His letter to my grandfather is a curious mix of the profound and the matter-of-fact – the buying of school books, the death of a workman at the factory, and a bit of life advice thrown in – but it obviously made an impression, because my grandfather (who went on to have plenty of adventures of his own) received it on his fifteenth birthday and kept it until the day he died, 74 years later.

Hunslet, Feb 28, 1919

My dear Ronnie,

Many Happy Returns of your Birthday – is my feeling for you with this note.

You will no doubt have seen your mother & Auntie Aggie today. I hope they had a good journey and found you in the best of health and spirits, and that you will have a good time together.

As regards those books, it is a good plan of yours to try to get them second-hand if in good condition. The money saved would doubtless buy you something else of service later on.
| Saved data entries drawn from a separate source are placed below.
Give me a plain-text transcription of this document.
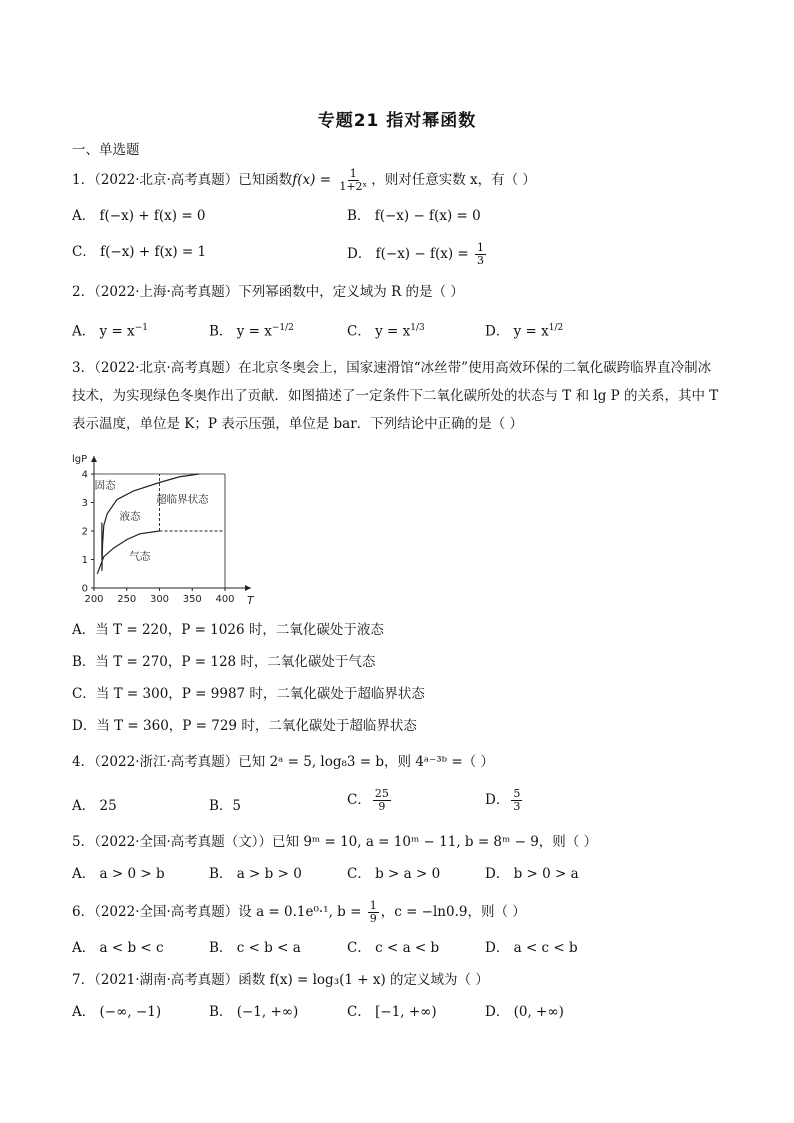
专题21 指对幂函数
一、单选题
1．（2022·北京·高考真题）已知函数$f(x) = \frac{1}{\text{1+2ˣ}}$ ，则对任意实数 x，有（ ）
A． f(−x) + f(x) = 0	B． f(−x) − f(x) = 0
C． f(−x) + f(x) = 1	D． $f(-x) - f(x) = \frac{1}{3}$
2．（2022·上海·高考真题）下列幂函数中，定义域为 R 的是（ ）
A． $y = x^{-1}$	B． $y = x^{-1/2}$	C． $y = x^{1/3}$	D． $y = x^{1/2}$
3．（2022·北京·高考真题）在北京冬奥会上，国家速滑馆“冰丝带”使用高效环保的二氧化碳跨临界直冷制冰
技术，为实现绿色冬奥作出了贡献．如图描述了一定条件下二氧化碳所处的状态与 T 和 lg P 的关系，其中 T
表示温度，单位是 K；P 表示压强，单位是 bar．下列结论中正确的是（ ）
200 250 300 350 400
0
1
2
3
4
lgP
T
固态
液态
超临界状态
气态
A．当 T = 220，P = 1026 时，二氧化碳处于液态
B．当 T = 270，P = 128 时，二氧化碳处于气态
C．当 T = 300，P = 9987 时，二氧化碳处于超临界状态
D．当 T = 360，P = 729 时，二氧化碳处于超临界状态
4．（2022·浙江·高考真题）已知 2ᵃ = 5, log₈3 = b，则 4ᵃ⁻³ᵇ =（ ）
A． 25	B．5	C． $\frac{25}{9}$	D． $\frac{5}{3}$
5．（2022·全国·高考真题（文））已知 9ᵐ = 10, a = 10ᵐ − 11, b = 8ᵐ − 9，则（ ）
A． a > 0 > b	B． a > b > 0	C． b > a > 0	D． b > 0 > a
6．（2022·全国·高考真题）设 a = 0.1e⁰·¹, $b = \frac{1}{9}$ ，c = −ln0.9，则（ ）
A． a < b < c	B． c < b < a	C． c < a < b	D． a < c < b
7．（2021·湖南·高考真题）函数 f(x) = log₃(1 + x) 的定义域为（ ）
A． (−∞, −1)	B． (−1, +∞)	C． [−1, +∞)	D． (0, +∞)
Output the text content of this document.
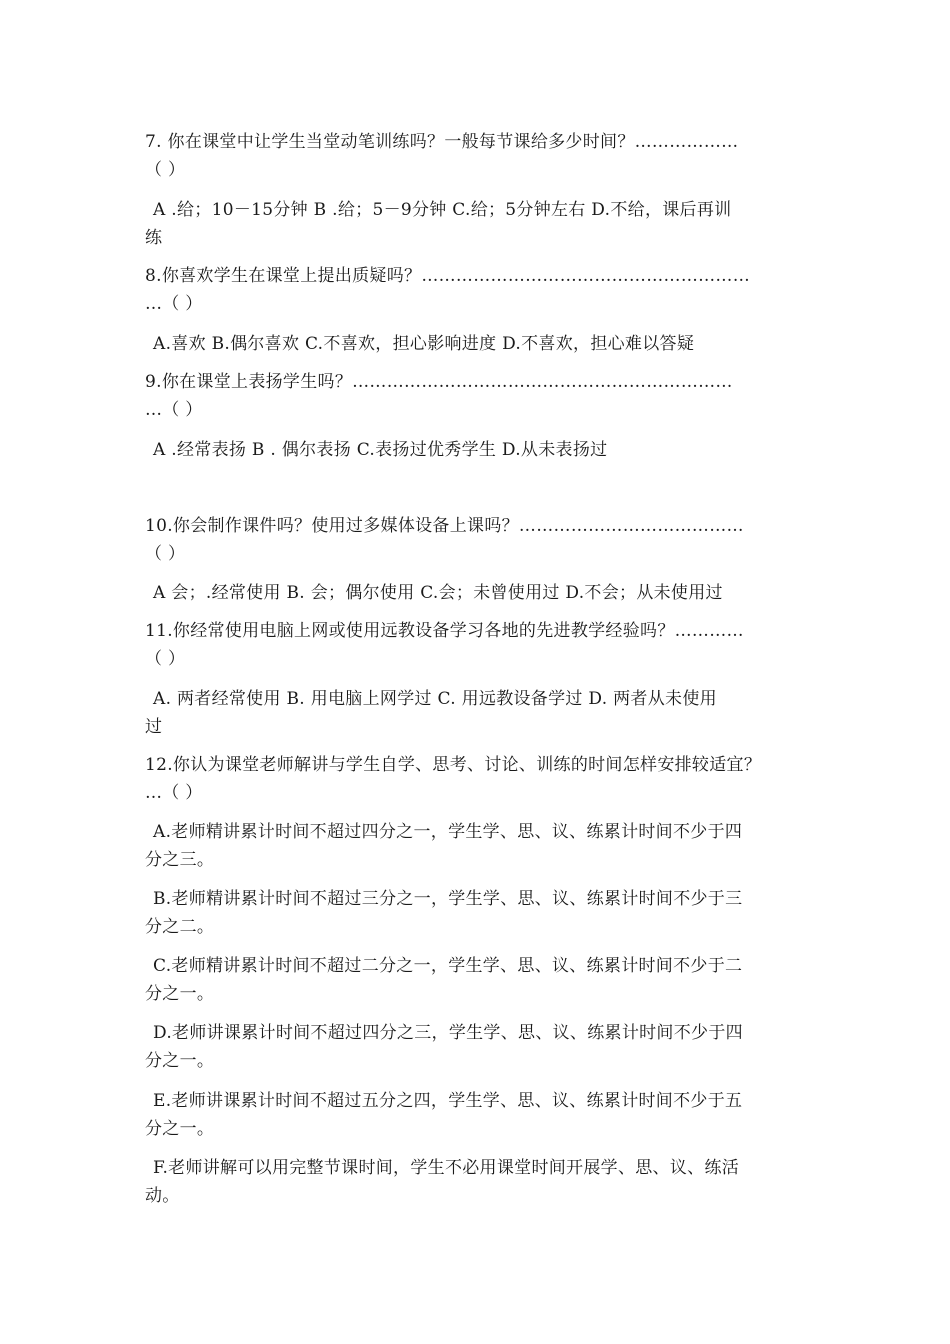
7. 你在课堂中让学生当堂动笔训练吗？一般每节课给多少时间？………………
（ ）
A .给；10－15分钟 B .给；5－9分钟 C.给；5分钟左右 D.不给，课后再训
练
8.你喜欢学生在课堂上提出质疑吗？…………………………………………………
…（ ）
A.喜欢 B.偶尔喜欢 C.不喜欢，担心影响进度 D.不喜欢，担心难以答疑
9.你在课堂上表扬学生吗？…………………………………………………………
…（ ）
A .经常表扬 B . 偶尔表扬 C.表扬过优秀学生 D.从未表扬过
10.你会制作课件吗？使用过多媒体设备上课吗？…………………………………
（ ）
A 会；.经常使用 B. 会；偶尔使用 C.会；未曾使用过 D.不会；从未使用过
11.你经常使用电脑上网或使用远教设备学习各地的先进教学经验吗？…………
（ ）
A. 两者经常使用 B. 用电脑上网学过 C. 用远教设备学过 D. 两者从未使用
过
12.你认为课堂老师解讲与学生自学、思考、讨论、训练的时间怎样安排较适宜？
…（ ）
A.老师精讲累计时间不超过四分之一，学生学、思、议、练累计时间不少于四
分之三。
B.老师精讲累计时间不超过三分之一，学生学、思、议、练累计时间不少于三
分之二。
C.老师精讲累计时间不超过二分之一，学生学、思、议、练累计时间不少于二
分之一。
D.老师讲课累计时间不超过四分之三，学生学、思、议、练累计时间不少于四
分之一。
E.老师讲课累计时间不超过五分之四，学生学、思、议、练累计时间不少于五
分之一。
F.老师讲解可以用完整节课时间，学生不必用课堂时间开展学、思、议、练活
动。
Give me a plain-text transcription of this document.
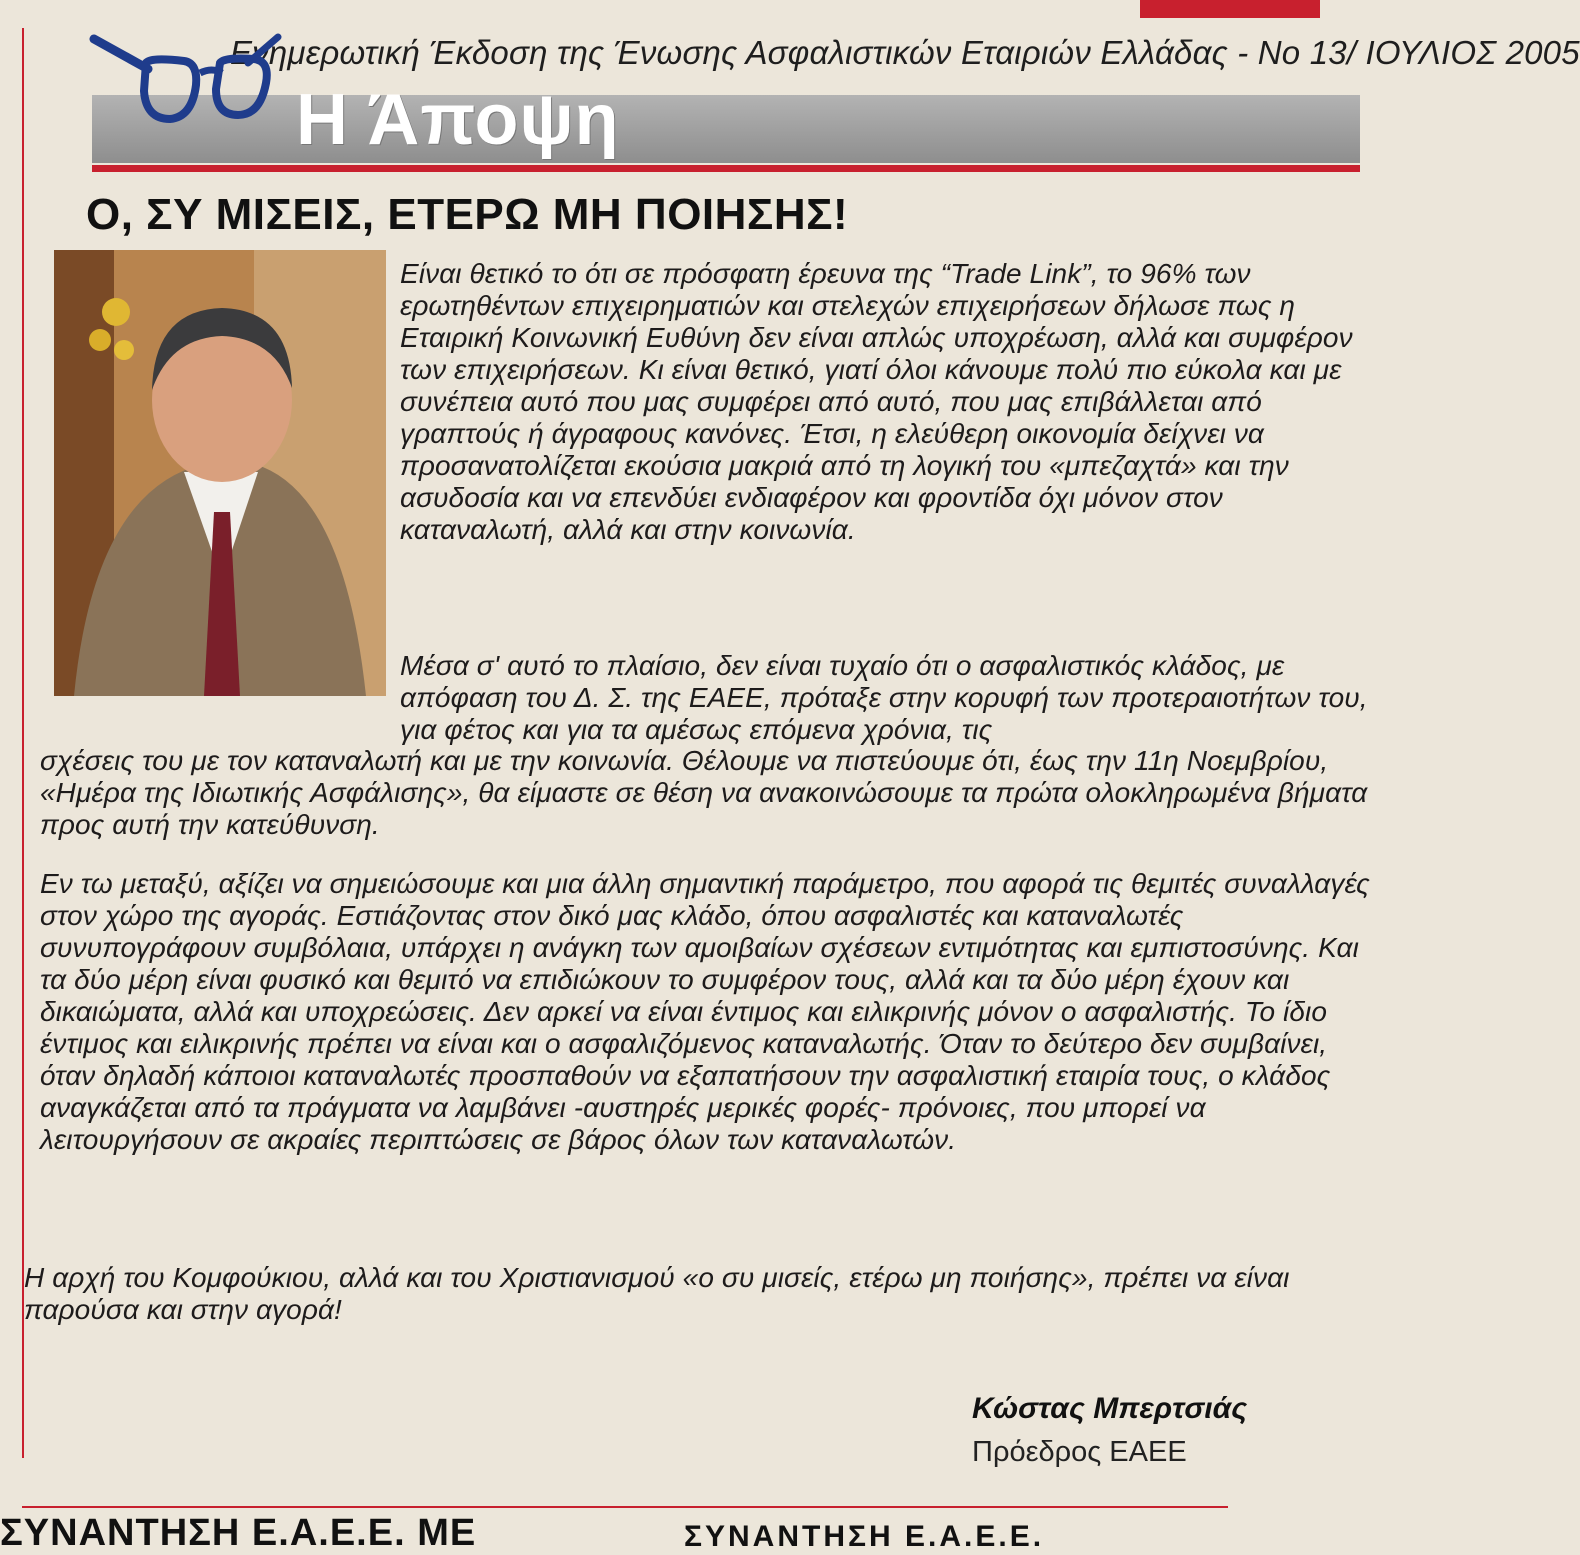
Ενημερωτική Έκδοση της Ένωσης Ασφαλιστικών Εταιριών Ελλάδας - Νο 13/ ΙΟΥΛΙΟΣ 2005
Η Άποψη
Ο, ΣΥ ΜΙΣΕΙΣ, ΕΤΕΡΩ ΜΗ ΠΟΙΗΣΗΣ!

Είναι θετικό το ότι σε πρόσφατη έρευνα της “Trade Link”, το 96% των ερωτηθέντων επιχειρηματιών και στελεχών επιχειρήσεων δήλωσε πως η Εταιρική Κοινωνική Ευθύνη δεν είναι απλώς υποχρέωση, αλλά και συμφέρον των επιχειρήσεων. Κι είναι θετικό, γιατί όλοι κάνουμε πολύ πιο εύκολα και με συνέπεια αυτό που μας συμφέρει από αυτό, που μας επιβάλλεται από γραπτούς ή άγραφους κανόνες. Έτσι, η ελεύθερη οικονομία δείχνει να προσανατολίζεται εκούσια μακριά από τη λογική του «μπεζαχτά» και την ασυδοσία και να επενδύει ενδιαφέρον και φροντίδα όχι μόνον στον καταναλωτή, αλλά και στην κοινωνία.

Μέσα σ' αυτό το πλαίσιο, δεν είναι τυχαίο ότι ο ασφαλιστικός κλάδος, με απόφαση του Δ. Σ. της ΕΑΕΕ, πρόταξε στην κορυφή των προτεραιοτήτων του, για φέτος και για τα αμέσως επόμενα χρόνια, τις

σχέσεις του με τον καταναλωτή και με την κοινωνία. Θέλουμε να πιστεύουμε ότι, έως την 11η Νοεμβρίου, «Ημέρα της Ιδιωτικής Ασφάλισης», θα είμαστε σε θέση να ανακοινώσουμε τα πρώτα ολοκληρωμένα βήματα προς αυτή την κατεύθυνση.

Εν τω μεταξύ, αξίζει να σημειώσουμε και μια άλλη σημαντική παράμετρο, που αφορά τις θεμιτές συναλλαγές στον χώρο της αγοράς. Εστιάζοντας στον δικό μας κλάδο, όπου ασφαλιστές και καταναλωτές συνυπογράφουν συμβόλαια, υπάρχει η ανάγκη των αμοιβαίων σχέσεων εντιμότητας και εμπιστοσύνης. Και τα δύο μέρη είναι φυσικό και θεμιτό να επιδιώκουν το συμφέρον τους, αλλά και τα δύο μέρη έχουν και δικαιώματα, αλλά και υποχρεώσεις. Δεν αρκεί να είναι έντιμος και ειλικρινής μόνον ο ασφαλιστής. Το ίδιο έντιμος και ειλικρινής πρέπει να είναι και ο ασφαλιζόμενος καταναλωτής. Όταν το δεύτερο δεν συμβαίνει, όταν δηλαδή κάποιοι καταναλωτές προσπαθούν να εξαπατήσουν την ασφαλιστική εταιρία τους, ο κλάδος αναγκάζεται από τα πράγματα να λαμβάνει -αυστηρές μερικές φορές- πρόνοιες, που μπορεί να λειτουργήσουν σε ακραίες περιπτώσεις σε βάρος όλων των καταναλωτών.

Η αρχή του Κομφούκιου, αλλά και του Χριστιανισμού «ο συ μισείς, ετέρω μη ποιήσης», πρέπει να είναι παρούσα και στην αγορά!

Κώστας Μπερτσιάς
Πρόεδρος ΕΑΕΕ
ΣΥΝΑΝΤΗΣΗ Ε.Α.Ε.Ε. ΜΕ	ΣΥΝΑΝΤΗΣΗ Ε.Α.Ε.Ε.
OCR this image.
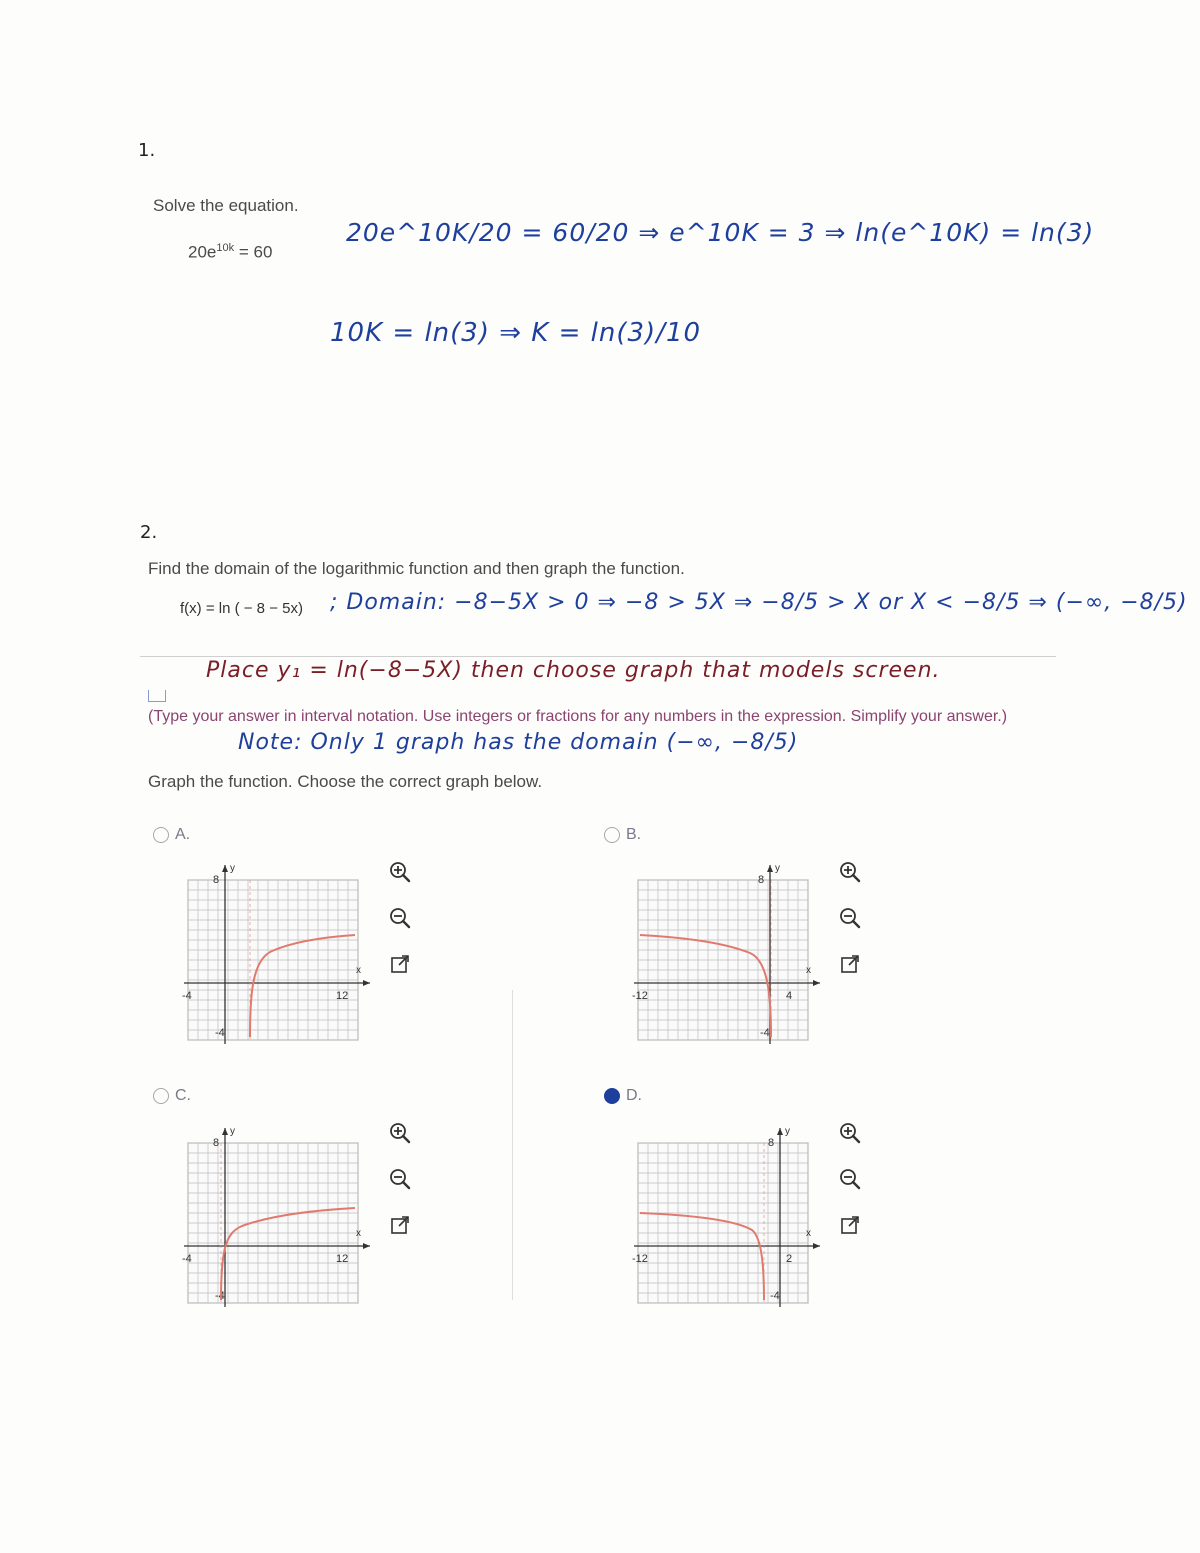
1.
Solve the equation.
$20e^{10k} = 60$
20e^10K/20 = 60/20 ⇒ e^10K = 3 ⇒ ln(e^10K) = ln(3)
10K = ln(3) ⇒ K = ln(3)/10
2.
Find the domain of the logarithmic function and then graph the function.
f(x) = ln ( − 8 − 5x) ; Domain: −8−5X > 0 ⇒ −8 > 5X ⇒ −8/5 > X or X < −8/5 ⇒ (−∞, −8/5)
Place y₁ = ln(−8−5X) then choose graph that models screen.
(Type your answer in interval notation. Use integers or fractions for any numbers in the expression. Simplify your answer.)
Note: Only 1 graph has the domain (−∞, −8/5)
Graph the function. Choose the correct graph below.
A.	B.
C.	D.
x
y
-4	12
8
-4
x
y
-12	4
8
-4
x
y
-4	12
8
-4
x
y
-12	2
8
-4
You need not trouble to go through those papers I sent with your mother whilst she is at Cheltenham – but of course if you have an opportunity, send them back with her on her return.

I am having a nerve-wracking time getting the motor people going with their new pressings, but hope to survive. You will be sorry to hear that Luckwoods – the man who sang those comic songs – died this morning from a haemorrhage of blood on the brain.

Now, I want you to read and retain on the pages of your brain the following words, as being the advice of your dad on the occasion of your fifteenth birthday, and with his loving thoughts of you. As I expect to pass through this world but once – if there is any good thing which I can do, or any kindness I can show any fellow-man, let me do it now. Let me not defer it, nor neglect it, for I may not pass this way again.

Trusting you will live to carry the above into effect through a long and happy life.